Гичита ничего не ответил своему младшему сыну, но продолжал глядеть на старшего, словно ожидая от него окончательного решения.

– Ни разу в жизни не уклонялся я от битвы, – сказал Ваваша. – не повернусь спиной к врагу и на этот раз. Если, отец, ты прислушаешься к Хеоме и отправишься назад, я продолжу путь с воинами на «Длинном Змее». Надо положить конец этой вражде с алгонкинами. Если мы испугаемся их сейчас, то больше никогда они не пропустят нас к священному камню. Все люди в лесах и долинах будут смеяться над нами и назовут собаками и пожирателями падали. Вот мой ответ!

Гичита наклонил голову и сказал:

– Да будет так, сын мой. Я ждал от тебя именно такого ответа. Его я и хотел услышать.

Хеоме испустил вопль, как перепутанная женщина, упал ничком в каноэ и накрыл голову кожаной рубахой.

Гудбруд Гудбрудссон заметил:

– И как это у одного отца могут быть два таких разных сына? Один, дающий жизнь людям, удивляет меня, право же!

Торнфинн возразил ему:

– Один создал тебя и меня. За краснокожих он не отвечает. Они дети какого-то другого бога.

Наступила темнота, лишь узенький серпик новорожденного мев небе слабо освещал землю.

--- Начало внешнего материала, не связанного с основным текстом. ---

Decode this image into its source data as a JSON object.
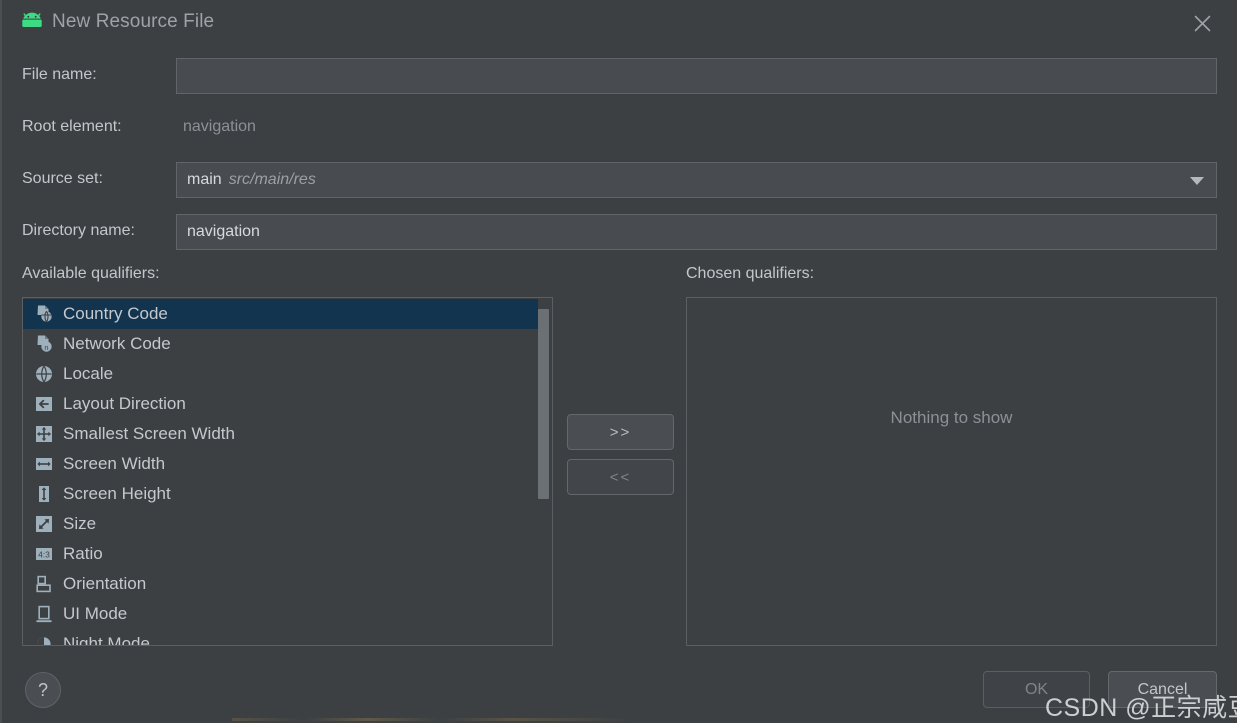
{
  "window": {
    "title": "New Resource File",
    "icon": "android-robot-icon",
    "close_icon": "close-icon"
  },
  "form": {
    "file_name": {
      "label": "File name:",
      "value": "",
      "placeholder": ""
    },
    "root_element": {
      "label": "Root element:",
      "value": "navigation"
    },
    "source_set": {
      "label": "Source set:",
      "value": "main",
      "path": "src/main/res",
      "arrow_icon": "chevron-down-icon"
    },
    "directory_name": {
      "label": "Directory name:",
      "value": "navigation"
    }
  },
  "qualifiers": {
    "available_label": "Available qualifiers:",
    "chosen_label": "Chosen qualifiers:",
    "chosen_empty_text": "Nothing to show",
    "add_button": ">>",
    "remove_button": "<<",
    "available_items": [
      {
        "label": "Country Code",
        "icon": "country-code-icon",
        "selected": true
      },
      {
        "label": "Network Code",
        "icon": "network-code-icon",
        "selected": false
      },
      {
        "label": "Locale",
        "icon": "globe-icon",
        "selected": false
      },
      {
        "label": "Layout Direction",
        "icon": "arrow-left-icon",
        "selected": false
      },
      {
        "label": "Smallest Screen Width",
        "icon": "four-way-arrows-icon",
        "selected": false
      },
      {
        "label": "Screen Width",
        "icon": "horizontal-arrows-icon",
        "selected": false
      },
      {
        "label": "Screen Height",
        "icon": "vertical-arrows-icon",
        "selected": false
      },
      {
        "label": "Size",
        "icon": "diagonal-arrow-icon",
        "selected": false
      },
      {
        "label": "Ratio",
        "icon": "ratio-43-icon",
        "selected": false
      },
      {
        "label": "Orientation",
        "icon": "orientation-icon",
        "selected": false
      },
      {
        "label": "UI Mode",
        "icon": "ui-mode-icon",
        "selected": false
      },
      {
        "label": "Night Mode",
        "icon": "night-mode-icon",
        "selected": false
      }
    ],
    "chosen_items": []
  },
  "footer": {
    "help_label": "?",
    "ok_label": "OK",
    "cancel_label": "Cancel"
  },
  "watermark": {
    "text": "CSDN @正宗咸豆花"
  },
  "colors": {
    "background": "#3c4043",
    "field_background": "#484c50",
    "selection": "#12344f",
    "text": "#c2c7cc",
    "muted_text": "#8c9197",
    "android_green": "#3ddc84",
    "icon_blue_grey": "#9fb0bd"
  }
}
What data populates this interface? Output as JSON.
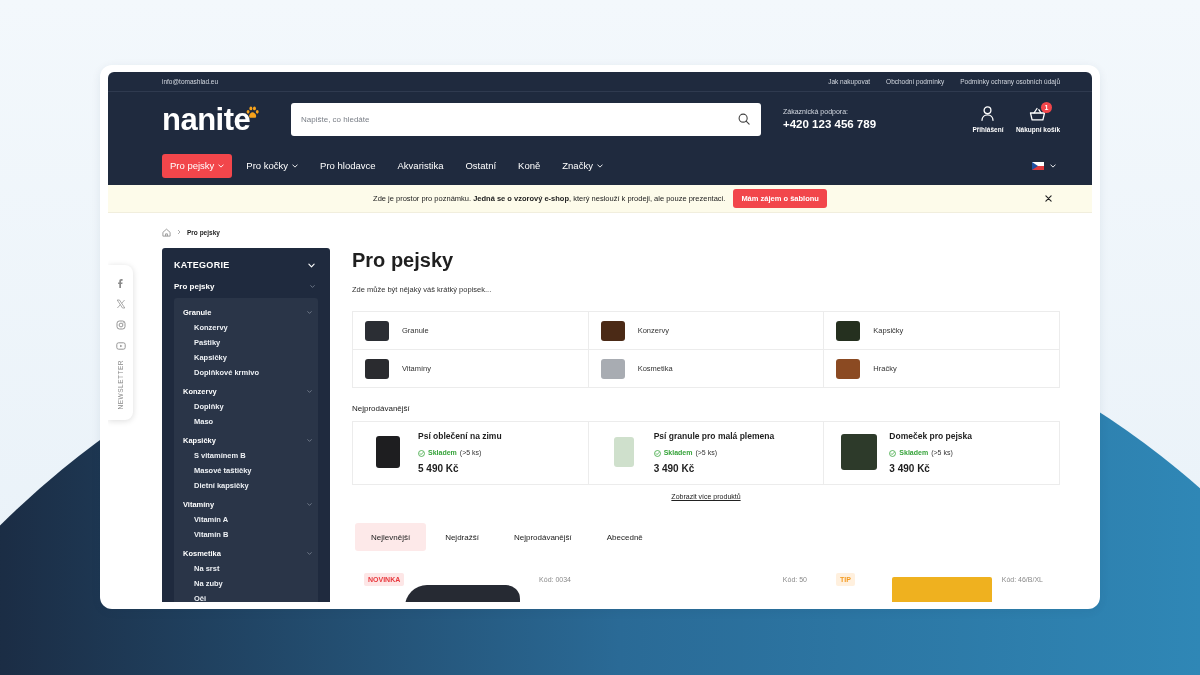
{
  "top_bar": {
    "email": "info@tomashlad.eu",
    "links": [
      "Jak nakupovat",
      "Obchodní podmínky",
      "Podmínky ochrany osobních údajů"
    ]
  },
  "header": {
    "logo": "nanite",
    "search": {
      "placeholder": "Napište, co hledáte"
    },
    "support": {
      "label": "Zákaznická podpora:",
      "phone": "+420 123 456 789"
    },
    "account": {
      "label": "Přihlášení"
    },
    "cart": {
      "label": "Nákupní košík",
      "count": "1"
    }
  },
  "nav": {
    "items": [
      {
        "label": "Pro pejsky",
        "selected": true,
        "has_menu": true
      },
      {
        "label": "Pro kočky",
        "selected": false,
        "has_menu": true
      },
      {
        "label": "Pro hlodavce",
        "selected": false,
        "has_menu": false
      },
      {
        "label": "Akvaristika",
        "selected": false,
        "has_menu": false
      },
      {
        "label": "Ostatní",
        "selected": false,
        "has_menu": false
      },
      {
        "label": "Koně",
        "selected": false,
        "has_menu": false
      },
      {
        "label": "Značky",
        "selected": false,
        "has_menu": true
      }
    ]
  },
  "notice": {
    "text": "Zde je prostor pro poznámku. **Jedná se o vzorový e-shop**, který neslouží k prodeji, ale pouze prezentaci.",
    "button": "Mám zájem o šablonu"
  },
  "breadcrumb": [
    "Pro pejsky"
  ],
  "social": {
    "newsletter": "NEWSLETTER"
  },
  "sidebar": {
    "title": "KATEGORIE",
    "expanded": true,
    "items": [
      {
        "label": "Pro pejsky",
        "expanded": true,
        "children": [
          {
            "label": "Granule",
            "expanded": true,
            "children": [
              {
                "label": "Konzervy"
              },
              {
                "label": "Paštiky"
              },
              {
                "label": "Kapsičky"
              },
              {
                "label": "Doplňkové krmivo"
              }
            ]
          },
          {
            "label": "Konzervy",
            "expanded": true,
            "children": [
              {
                "label": "Doplňky"
              },
              {
                "label": "Maso"
              }
            ]
          },
          {
            "label": "Kapsičky",
            "expanded": true,
            "children": [
              {
                "label": "S vitamínem B"
              },
              {
                "label": "Masové taštičky"
              },
              {
                "label": "Dietní kapsičky"
              }
            ]
          },
          {
            "label": "Vitamíny",
            "expanded": true,
            "children": [
              {
                "label": "Vitamín A"
              },
              {
                "label": "Vitamín B"
              }
            ]
          },
          {
            "label": "Kosmetika",
            "expanded": true,
            "children": [
              {
                "label": "Na srst"
              },
              {
                "label": "Na zuby"
              },
              {
                "label": "Oči"
              }
            ]
          }
        ]
      }
    ]
  },
  "page": {
    "title": "Pro pejsky",
    "description": "Zde může být nějaký váš krátký popisek...",
    "categories": [
      "Granule",
      "Konzervy",
      "Kapsičky",
      "Vitamíny",
      "Kosmetika",
      "Hračky"
    ]
  },
  "bestsellers": {
    "title": "Nejprodávanější",
    "products": [
      {
        "name": "Psí oblečení na zimu",
        "in_stock": true,
        "stock": "Skladem",
        "stock_note": "(>5 ks)",
        "price": "5 490 Kč"
      },
      {
        "name": "Psí granule pro malá plemena",
        "in_stock": true,
        "stock": "Skladem",
        "stock_note": "(>5 ks)",
        "price": "3 490 Kč"
      },
      {
        "name": "Domeček pro pejska",
        "in_stock": true,
        "stock": "Skladem",
        "stock_note": "(>5 ks)",
        "price": "3 490 Kč"
      }
    ],
    "more_link": "Zobrazit více produktů"
  },
  "sort_tabs": [
    {
      "label": "Nejlevnější",
      "selected": true
    },
    {
      "label": "Nejdražší",
      "selected": false
    },
    {
      "label": "Nejprodávanější",
      "selected": false
    },
    {
      "label": "Abecedně",
      "selected": false
    }
  ],
  "products": [
    {
      "badge": {
        "kind": "new",
        "text": "NOVINKA"
      },
      "code": "Kód: 0034"
    },
    {
      "code": "Kód: 50"
    },
    {
      "badge": {
        "kind": "tip",
        "text": "TIP"
      },
      "code": "Kód: 46/B/XL"
    }
  ]
}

Чутким ухом Харальд Сигурдссон улавливал, как в темноте люди достают из колчанов стрелы, накладывают их на натянутую тетиву, вынимают из ножен острые ножи, готовят к бою топорики. Каноэ слегка покачивались на поблескивающих водах. Чувствовалось, что люди напряжены, как псы перед охотой на крупного зверя.

– Вперед! – тихо скомандовал Гичита. – Голос Грома, принеси нам удачу!

– Лично я надеюсь только на свой «Поцелуй Смерти»! – сказал Груммох. – Голос Грома может и не раздаться, когда я призову его на помощь.

– А у меня в правой руке «Миротворец», этого мне достаточно, – отозвался Харальд. – Только когда мы начнем обмениваться ударами с врагами, постарайся, брат, встать со мной спина к спине. Тогда мы сможем на равных справиться с десятком алгонкинов. Счет будет справедливым!

По всей палубе «Длинного Змея» шли подобные разговоры, боевые братья по старому обычаю договаривались друг с другом, как им лучше встретить врага. Торнфинн встал с Гудбрудом, Ямсгар с юношей из Йомсберга по имени Кнут Ульфссон. Этот парень любил рукодельничать, а волосы носил заплетенными в четыре косы и на голове обруч, скрученный из медной проволоки.

Но никому из викингов никогда не приходило в голову подсмеиваться над ним, потому что он происходил из семьи, где было пятнадцать берсерков, да и сам Кнут снес головы трем саксам до того, как ему исполнилось четырнадцать лет.